For the first three rounds, Graham destroyed Jackson, the Cameron of the piece, cutting him so badly that the fight was almost stopped. Noting the ref giving Jackson one final round to save himself, Graham was so intoxicated by the scent of victory that he changed tactics completely. For the first time in his long career, he abandoned his innate cageyness and went after the quick knockout ... and the second he dropped his guard, he walked onto a left hook of such exquisite and perfectly timed savagery that he didn't come round for five minutes. He was never the same fighter, needless to say, again.

Thus far, Bottler Brown has followed the Bomber Graham template – years of risk-avoidance jeopardised by a moment of recklessness – almost to the letter. I say almost because it isn't certain yet that Gordon's lights have been put out. My gut instinct, for what infinitesimally little that's worth, is that he may be too damaged by the self-inflicted wounds of recent days to become a dominant force again; that the loss of his moral and political authority is so drastic, and the shift in the national mood so dramatic, that recovering in the 18-24 months left before an election even he cannot avoid will be exceedingly difficult with a weakening economy and a housing market nearing stasis.

Yet even more threatening to his prospects is his refusal to confront the criticism. Denying that he called off the election through fear of defeat was another shocking misjudgment. It made him look not only shifty but hubristic, and we know where that leads if left unchecked. To have a chance of dodging Nemesis, Gordon must accept the truth of Joe Louis' old verity, because however fast he runs from accusations of cowardice and phoneyness, he cannot hide. His only hope is to face them head on.

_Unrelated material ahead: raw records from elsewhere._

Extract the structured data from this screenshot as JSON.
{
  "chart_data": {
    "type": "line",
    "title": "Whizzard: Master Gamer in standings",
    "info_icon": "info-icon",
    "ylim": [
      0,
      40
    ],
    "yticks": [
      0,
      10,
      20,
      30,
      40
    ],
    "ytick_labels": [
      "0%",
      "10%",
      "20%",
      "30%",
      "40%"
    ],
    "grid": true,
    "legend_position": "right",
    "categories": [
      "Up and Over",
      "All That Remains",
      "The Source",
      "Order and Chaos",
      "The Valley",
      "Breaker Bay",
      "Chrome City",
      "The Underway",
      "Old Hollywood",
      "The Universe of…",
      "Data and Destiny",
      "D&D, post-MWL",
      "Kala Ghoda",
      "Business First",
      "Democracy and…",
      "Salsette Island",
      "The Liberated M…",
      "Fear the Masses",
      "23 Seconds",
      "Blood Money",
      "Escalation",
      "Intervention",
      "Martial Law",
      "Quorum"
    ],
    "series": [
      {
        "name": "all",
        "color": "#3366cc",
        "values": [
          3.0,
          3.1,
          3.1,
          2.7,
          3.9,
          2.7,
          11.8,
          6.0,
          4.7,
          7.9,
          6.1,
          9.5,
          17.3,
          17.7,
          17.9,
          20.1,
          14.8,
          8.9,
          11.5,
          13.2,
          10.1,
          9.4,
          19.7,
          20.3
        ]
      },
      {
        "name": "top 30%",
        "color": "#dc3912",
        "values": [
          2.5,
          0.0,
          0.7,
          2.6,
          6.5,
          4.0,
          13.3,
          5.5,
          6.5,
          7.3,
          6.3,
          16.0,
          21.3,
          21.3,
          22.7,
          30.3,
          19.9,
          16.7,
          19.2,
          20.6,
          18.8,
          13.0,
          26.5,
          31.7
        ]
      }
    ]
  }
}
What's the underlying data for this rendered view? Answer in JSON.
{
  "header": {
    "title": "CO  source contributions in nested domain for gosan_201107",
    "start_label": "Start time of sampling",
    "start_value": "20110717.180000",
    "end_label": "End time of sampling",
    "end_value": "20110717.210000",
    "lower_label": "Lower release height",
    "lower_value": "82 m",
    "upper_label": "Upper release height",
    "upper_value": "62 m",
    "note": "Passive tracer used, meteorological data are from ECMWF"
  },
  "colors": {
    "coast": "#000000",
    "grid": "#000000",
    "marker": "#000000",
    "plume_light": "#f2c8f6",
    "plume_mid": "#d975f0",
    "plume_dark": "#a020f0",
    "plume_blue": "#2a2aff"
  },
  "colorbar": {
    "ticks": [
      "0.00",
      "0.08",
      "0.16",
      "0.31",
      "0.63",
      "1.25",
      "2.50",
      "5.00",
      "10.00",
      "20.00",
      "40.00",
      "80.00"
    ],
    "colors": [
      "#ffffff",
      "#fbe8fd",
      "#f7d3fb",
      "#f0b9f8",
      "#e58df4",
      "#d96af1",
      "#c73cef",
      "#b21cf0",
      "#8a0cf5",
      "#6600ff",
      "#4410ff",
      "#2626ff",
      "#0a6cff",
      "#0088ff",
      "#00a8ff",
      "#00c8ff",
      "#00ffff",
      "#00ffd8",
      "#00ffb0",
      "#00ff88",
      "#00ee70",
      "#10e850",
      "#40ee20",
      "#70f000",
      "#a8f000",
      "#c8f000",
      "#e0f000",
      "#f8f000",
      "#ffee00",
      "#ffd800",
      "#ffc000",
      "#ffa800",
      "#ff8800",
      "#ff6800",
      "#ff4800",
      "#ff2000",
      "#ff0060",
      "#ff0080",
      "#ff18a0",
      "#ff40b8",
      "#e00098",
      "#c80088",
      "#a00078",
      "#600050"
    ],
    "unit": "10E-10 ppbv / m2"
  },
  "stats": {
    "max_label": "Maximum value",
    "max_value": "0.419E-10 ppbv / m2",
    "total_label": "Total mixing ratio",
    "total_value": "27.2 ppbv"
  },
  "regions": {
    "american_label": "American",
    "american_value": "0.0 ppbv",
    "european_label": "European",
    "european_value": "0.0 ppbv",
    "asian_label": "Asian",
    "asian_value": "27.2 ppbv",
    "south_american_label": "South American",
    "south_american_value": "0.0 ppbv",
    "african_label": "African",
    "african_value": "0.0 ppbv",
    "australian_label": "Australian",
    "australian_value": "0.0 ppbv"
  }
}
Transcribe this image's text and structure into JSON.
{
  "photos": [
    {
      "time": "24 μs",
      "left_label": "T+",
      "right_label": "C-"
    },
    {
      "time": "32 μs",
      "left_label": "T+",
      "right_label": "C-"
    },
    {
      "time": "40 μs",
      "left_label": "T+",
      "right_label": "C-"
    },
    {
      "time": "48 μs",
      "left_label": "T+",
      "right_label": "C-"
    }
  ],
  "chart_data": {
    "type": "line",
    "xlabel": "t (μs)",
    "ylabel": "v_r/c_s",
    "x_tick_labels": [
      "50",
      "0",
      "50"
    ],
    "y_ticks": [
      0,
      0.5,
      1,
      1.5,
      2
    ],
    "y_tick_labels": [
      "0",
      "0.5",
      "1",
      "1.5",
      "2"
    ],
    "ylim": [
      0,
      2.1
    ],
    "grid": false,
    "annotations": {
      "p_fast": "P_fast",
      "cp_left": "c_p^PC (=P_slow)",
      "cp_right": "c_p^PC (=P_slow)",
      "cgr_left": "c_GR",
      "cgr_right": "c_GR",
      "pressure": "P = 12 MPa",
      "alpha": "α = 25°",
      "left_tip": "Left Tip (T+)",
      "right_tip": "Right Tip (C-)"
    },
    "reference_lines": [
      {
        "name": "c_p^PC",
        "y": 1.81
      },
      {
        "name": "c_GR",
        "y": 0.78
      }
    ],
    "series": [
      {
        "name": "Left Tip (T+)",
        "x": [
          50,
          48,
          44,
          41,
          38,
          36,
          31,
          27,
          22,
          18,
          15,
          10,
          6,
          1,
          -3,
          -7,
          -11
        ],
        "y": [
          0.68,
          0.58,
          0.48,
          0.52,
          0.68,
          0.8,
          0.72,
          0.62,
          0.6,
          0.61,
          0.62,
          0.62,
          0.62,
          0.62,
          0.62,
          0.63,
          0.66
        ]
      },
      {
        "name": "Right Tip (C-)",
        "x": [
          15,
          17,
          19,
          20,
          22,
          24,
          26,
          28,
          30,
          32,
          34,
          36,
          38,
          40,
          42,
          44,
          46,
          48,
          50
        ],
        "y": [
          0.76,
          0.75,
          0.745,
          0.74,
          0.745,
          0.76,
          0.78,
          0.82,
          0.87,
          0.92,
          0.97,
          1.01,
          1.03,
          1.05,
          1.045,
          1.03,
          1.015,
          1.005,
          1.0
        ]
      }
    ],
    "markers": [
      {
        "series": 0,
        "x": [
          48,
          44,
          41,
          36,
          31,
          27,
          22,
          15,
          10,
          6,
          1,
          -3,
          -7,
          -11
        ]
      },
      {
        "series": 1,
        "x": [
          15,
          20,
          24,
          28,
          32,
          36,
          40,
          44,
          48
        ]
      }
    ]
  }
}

If he followed the Blair paradigm and summoned Humphrys or Jeremy Paxman, he could hardly tell us he's a pretty straight kinda guy. But he could tell us that he is a pretty remorseful kinda guy who made a horrendous cock up he deeply regrets; that while he won't apologise for thinking hard about the timing of an election, because all PMs must, he does apologise for getting so distracted by the prospect of landing the knock out that he dropped his guard; that he appreciates how much damage it has done him, but wants the chance to rebuild his reputation for competence; that everyone, even political leaders, makes bad mistakes, and that the crucial thing is how well one learns from them.

If he properly embraced the masochism strategy and threw himself on the public's mercy he may just be in time to save himself. We are all suckers for a touching plea for clemency. The sight of the mighty begging forgiveness, as with Bill Clinton's "Ahh have sinned" post-Lewinsky prayer breakfast, empowers us. It makes us feel like Roman Emperors watching from on high in the Colosseum, and so long as the sincerity is moderately well faked we usually raise the thumb.

A trial by ordeal on national television might well backfire. A gruesome autumnal encounter with Brian Walden in the wake of Nigel Lawson's resignation further weakened an ailing Mrs Thatcher. If Gordon performed poorly, it could deepen the impression that he has "loser" engraved on his heart. It would be a desperate measure, and be seen as such.

But these really are desperate times for a Prime Minister known to Mr Cameron as a calculator. If ever a fast fading political force needed to take a calculated gamble, that man is Gordon Brown and the time is now.